Linehan's heirloom tomatoes and wild arugula were served beside a pillowy heap of fresh chevre from Colrain and intense, nutty Bayley Hazen blue from Greensboro, Vt. The plate was drizzled with flowery honey from Vermont, and each flavor brought out the others. Juxtaposed with the blue, the honey accentuated the cheese's funk, while it nestled side by side with the chevre's mildness, blending more gently. And eaten with the tomatoes, it was a revelation - a mouthful of several different kinds of sweetness.

Two heirloom summer squash varieties were served on one plate, highlighting the differences in taste. Rings of wax peppers were tossed with corn and Cabot cloth-bound cheddar for a spicy-sweet salad. And big rounds of peppery radish were served with Allagash's Victoria ale, a perfect pairing common in Germany. Along the way, attendees tasted Berger gruner veltliner and Corte Marzago bardolino. Dessert was wild Maine blueberries drizzled with maple syrup.

"It was a wicked good time," Linehan says later. "I don't usually get to see people eat my food unless it's friends at a barbecue, so that was unique for me. People's questions were excellent."

Each course brought new conversation. Although there is a teaching element, Bueno Queso Social Club meetings don't operate like standard classes. They're more like discussions.

"I wanted it to be a group of people who wanted to be involved and wanted to hang out multiple times," Aguilera says. "It's really taken off that way. Every time they come, it's always something different, something new. They contribute, too. We want a social community debate."
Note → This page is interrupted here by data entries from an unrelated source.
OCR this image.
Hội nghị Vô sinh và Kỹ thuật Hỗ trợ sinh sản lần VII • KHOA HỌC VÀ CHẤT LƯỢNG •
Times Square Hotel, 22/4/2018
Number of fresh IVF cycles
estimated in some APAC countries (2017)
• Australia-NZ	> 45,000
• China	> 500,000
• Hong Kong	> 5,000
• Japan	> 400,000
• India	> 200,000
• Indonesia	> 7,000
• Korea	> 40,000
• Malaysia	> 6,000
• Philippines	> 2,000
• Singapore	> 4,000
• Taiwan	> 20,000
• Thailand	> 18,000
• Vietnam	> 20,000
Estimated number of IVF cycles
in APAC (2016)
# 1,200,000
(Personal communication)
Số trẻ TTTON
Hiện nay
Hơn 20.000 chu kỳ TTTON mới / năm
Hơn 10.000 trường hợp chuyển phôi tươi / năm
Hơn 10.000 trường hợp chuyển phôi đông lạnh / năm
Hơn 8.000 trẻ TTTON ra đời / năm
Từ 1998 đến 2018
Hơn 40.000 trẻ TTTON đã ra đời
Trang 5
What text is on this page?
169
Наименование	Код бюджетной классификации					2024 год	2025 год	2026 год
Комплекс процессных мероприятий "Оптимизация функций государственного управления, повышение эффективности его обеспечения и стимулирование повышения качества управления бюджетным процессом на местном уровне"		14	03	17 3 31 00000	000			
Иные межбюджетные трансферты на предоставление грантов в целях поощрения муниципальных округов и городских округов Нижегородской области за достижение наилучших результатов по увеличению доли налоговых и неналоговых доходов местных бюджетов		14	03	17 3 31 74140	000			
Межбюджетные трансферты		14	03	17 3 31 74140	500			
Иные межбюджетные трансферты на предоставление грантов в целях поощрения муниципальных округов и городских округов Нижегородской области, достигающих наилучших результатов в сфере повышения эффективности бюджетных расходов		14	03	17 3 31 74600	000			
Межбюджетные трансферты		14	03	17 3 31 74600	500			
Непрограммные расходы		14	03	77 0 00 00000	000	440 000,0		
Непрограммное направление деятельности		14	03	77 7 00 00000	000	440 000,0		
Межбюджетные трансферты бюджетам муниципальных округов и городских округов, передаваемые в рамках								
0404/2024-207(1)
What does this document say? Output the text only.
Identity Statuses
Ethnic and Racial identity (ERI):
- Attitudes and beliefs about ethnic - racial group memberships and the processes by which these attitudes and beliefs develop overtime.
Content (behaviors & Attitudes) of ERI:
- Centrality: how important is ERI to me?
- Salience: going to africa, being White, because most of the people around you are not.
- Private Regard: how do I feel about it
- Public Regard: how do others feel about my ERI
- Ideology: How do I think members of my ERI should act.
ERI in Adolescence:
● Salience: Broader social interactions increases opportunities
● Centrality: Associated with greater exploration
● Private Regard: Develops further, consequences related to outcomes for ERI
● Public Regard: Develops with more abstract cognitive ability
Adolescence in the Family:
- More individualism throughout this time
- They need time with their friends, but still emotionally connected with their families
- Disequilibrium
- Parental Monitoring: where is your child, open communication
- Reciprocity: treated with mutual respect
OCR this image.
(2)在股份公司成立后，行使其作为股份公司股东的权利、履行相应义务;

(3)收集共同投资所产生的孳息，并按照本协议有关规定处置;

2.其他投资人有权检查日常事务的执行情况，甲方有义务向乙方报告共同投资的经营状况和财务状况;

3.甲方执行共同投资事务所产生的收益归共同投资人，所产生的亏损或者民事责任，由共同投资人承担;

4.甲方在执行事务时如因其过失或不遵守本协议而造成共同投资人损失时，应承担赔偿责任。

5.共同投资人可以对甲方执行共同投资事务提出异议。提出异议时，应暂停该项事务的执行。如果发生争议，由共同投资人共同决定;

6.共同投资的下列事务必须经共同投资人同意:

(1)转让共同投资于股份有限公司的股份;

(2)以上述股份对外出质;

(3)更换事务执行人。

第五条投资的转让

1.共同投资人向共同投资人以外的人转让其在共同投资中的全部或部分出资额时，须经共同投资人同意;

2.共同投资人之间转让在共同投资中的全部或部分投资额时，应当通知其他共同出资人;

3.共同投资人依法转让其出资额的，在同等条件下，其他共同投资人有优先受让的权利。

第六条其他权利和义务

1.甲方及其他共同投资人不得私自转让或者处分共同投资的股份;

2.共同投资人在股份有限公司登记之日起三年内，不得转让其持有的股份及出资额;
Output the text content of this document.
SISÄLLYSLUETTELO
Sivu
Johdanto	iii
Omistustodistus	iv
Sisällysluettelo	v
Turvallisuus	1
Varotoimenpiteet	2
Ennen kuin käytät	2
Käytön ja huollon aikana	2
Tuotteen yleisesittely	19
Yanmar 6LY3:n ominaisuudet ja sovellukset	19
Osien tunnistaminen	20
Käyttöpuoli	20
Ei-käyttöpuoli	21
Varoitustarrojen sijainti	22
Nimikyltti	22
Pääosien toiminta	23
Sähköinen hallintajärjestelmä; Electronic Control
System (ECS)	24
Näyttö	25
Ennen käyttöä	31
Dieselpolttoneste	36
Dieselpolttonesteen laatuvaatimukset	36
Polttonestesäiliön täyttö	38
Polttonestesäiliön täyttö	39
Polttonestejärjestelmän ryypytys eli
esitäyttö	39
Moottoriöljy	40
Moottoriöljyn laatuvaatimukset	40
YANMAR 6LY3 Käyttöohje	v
And, says Carr, it does feel like a club. "It's unlike every club I've ever belonged to, though," he says. "There's sort of a lecture, but there's also a very intense social aspect to it. It covers educational ground, but there's a whole aspect of sharing what people think and what they know."

Bueno Queso was born in part to take people out of Formaggio and give them a bigger, less commerce-oriented space in which to taste and learn. But the club also brings them back into the store; attendees often stop by to visit Aguilera.

"Because we all meet in a different space, we've become friends," he says. "We've been having a conversation about food, and we continue it. That's what I try to foster. It's almost like we're all hanging out in a treehouse, exchanging ideas and comic books."